The power of particle-based simulation to elucidate molecular processes taking place in food, from processing and storage to taste, BA, and digestion, has grown dramatically because of improvements in molecular and CG FFs, rare-event methods, mesoscale and multiscale representations, software and methods for system preparation, fast simulation engines that scale extremely well with increasing numbers of computing cores/threads, and inexpensive massively parallel computers. A highly promising development is the emerging hybrid approaches that combine physics-based multiscale materials modeling with statistical modeling (QSARs). These approaches connect advanced molecular descriptors to the functionalities and action of food constituents and thus extend the reach of the traditional schemes. In this context, the role of machine learning is pervasive, ranging from improvements in FFs to the capability to relate atomic or molecular features to physiological effects. Notwithstanding this progress, a number of challenges remain:

  • Obtaining equilibrium structures remains very challenging for large or transmembrane proteins even for NMR, X-ray, or cryo-electron microscopy.

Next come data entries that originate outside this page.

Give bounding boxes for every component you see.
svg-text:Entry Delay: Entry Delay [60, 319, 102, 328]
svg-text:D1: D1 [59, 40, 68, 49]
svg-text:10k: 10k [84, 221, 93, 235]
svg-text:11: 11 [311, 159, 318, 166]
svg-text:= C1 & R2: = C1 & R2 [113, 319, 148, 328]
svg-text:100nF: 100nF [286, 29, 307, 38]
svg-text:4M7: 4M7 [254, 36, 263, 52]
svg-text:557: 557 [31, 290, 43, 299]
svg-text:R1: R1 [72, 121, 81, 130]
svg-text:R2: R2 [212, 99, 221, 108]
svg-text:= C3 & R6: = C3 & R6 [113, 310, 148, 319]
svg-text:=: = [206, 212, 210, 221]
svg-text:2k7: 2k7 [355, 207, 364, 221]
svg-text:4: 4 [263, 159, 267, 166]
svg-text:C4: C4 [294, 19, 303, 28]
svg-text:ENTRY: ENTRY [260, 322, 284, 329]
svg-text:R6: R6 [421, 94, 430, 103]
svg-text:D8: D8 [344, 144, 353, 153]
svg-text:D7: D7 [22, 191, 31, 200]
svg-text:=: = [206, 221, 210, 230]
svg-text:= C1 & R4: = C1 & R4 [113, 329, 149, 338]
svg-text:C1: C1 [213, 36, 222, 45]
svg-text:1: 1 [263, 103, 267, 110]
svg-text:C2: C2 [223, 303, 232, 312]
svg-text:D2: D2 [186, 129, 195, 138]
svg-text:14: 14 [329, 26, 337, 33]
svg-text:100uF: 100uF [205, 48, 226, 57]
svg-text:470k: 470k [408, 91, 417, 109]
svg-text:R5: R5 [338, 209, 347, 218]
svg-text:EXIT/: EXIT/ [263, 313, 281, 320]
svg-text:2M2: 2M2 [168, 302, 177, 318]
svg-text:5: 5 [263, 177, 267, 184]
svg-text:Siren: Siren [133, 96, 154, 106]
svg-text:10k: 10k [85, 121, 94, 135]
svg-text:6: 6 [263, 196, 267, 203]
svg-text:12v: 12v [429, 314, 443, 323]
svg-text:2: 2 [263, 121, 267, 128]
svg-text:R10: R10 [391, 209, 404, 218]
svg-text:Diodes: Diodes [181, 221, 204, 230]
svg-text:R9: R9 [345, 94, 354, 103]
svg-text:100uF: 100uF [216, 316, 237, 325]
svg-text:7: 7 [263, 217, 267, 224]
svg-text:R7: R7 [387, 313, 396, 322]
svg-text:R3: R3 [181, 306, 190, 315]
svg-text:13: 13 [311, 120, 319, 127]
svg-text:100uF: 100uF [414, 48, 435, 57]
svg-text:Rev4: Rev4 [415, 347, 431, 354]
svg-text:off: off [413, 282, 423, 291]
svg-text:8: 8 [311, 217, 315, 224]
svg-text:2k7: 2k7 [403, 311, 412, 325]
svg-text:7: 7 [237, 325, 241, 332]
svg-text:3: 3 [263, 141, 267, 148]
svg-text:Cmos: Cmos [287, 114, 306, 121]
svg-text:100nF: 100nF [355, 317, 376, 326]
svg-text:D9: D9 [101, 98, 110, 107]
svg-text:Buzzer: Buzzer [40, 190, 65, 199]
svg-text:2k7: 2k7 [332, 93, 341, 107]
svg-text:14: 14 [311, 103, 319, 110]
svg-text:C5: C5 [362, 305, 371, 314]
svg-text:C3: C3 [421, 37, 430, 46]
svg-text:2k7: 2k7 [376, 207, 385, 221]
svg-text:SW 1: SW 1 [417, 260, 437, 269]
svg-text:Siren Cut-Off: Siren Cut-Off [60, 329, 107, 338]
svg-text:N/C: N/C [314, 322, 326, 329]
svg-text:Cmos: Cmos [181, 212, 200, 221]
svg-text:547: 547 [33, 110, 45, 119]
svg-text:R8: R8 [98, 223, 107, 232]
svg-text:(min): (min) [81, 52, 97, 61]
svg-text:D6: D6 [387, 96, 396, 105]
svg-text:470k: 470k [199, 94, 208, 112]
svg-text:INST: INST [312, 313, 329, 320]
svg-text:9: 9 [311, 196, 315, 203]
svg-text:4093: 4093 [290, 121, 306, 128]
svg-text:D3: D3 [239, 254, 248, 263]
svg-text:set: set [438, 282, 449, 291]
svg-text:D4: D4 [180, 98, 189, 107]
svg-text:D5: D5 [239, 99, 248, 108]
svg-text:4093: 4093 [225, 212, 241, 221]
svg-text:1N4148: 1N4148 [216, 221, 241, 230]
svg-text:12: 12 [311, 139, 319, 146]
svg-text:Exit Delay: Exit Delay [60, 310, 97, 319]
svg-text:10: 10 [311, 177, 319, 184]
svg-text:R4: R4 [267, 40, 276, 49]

  • Mesoscale simulations of systems in which conformational changes take place and hydrogen bonding effects are important remain difficult.

  • Simulations at constant pH are still challenging, particularly where conformational changes occur.

  • Estimating kinetic properties from simulations longer than a millisecond is still challenging, although tremendous progress has been made in the field.

  • Simulations of systems far from equilibrium (e.g., systems subject to flow) are difficult to justify theoretically yet important for processing.

  • Simulating quantum effects for large biosystems relevant to food science (involving hundreds of AAs) remains a major challenge.

  • Organic–inorganic interactions (e.g., protein–metal) are difficult when good FFs are not available.

  • Machine learning applications in soft matter are in their infancy, and more work is needed, including systematic dimensionality reduction, a problem shared with order parameters and rare-event methods.

  • Simulation is very powerful when combined with sophisticated sampling methods, but these are still very much the domain of experts, and much needs to be done to make them accessible to nonexperts.

ACKNOWLEDGMENTS

The work of D.M. is supported by the European Union through the E-CAM Centre of Excellence grant (number 676531). F.L.B.d.S. is thankful for the support from FAPESP (2015/16116–3; 2019/06139–7) and CNPq (310791/2017–0). P.C. thanks all his collaborators in his long-standing projects focusing on GPCRs, too many to be mentioned here, as well as the Ernesto Illy Foundation and the RTG MultiSense-MultiScales from the German National Science Foundation for funding. The work of V.L. is supported by the European Union Horizon 2020 program through the projects SmartNanoTox (grant number 686098) and NanoSolveIT (grant number 814572), and by Science Foundation Ireland through the Bio-Interface project (grant number 16/IA/4506).

Footnotes

DISCLOSURE STATEMENT

The authors are not aware of any affiliations, memberships, funding, or financial holdings that might be perceived as affecting the objectivity of this review.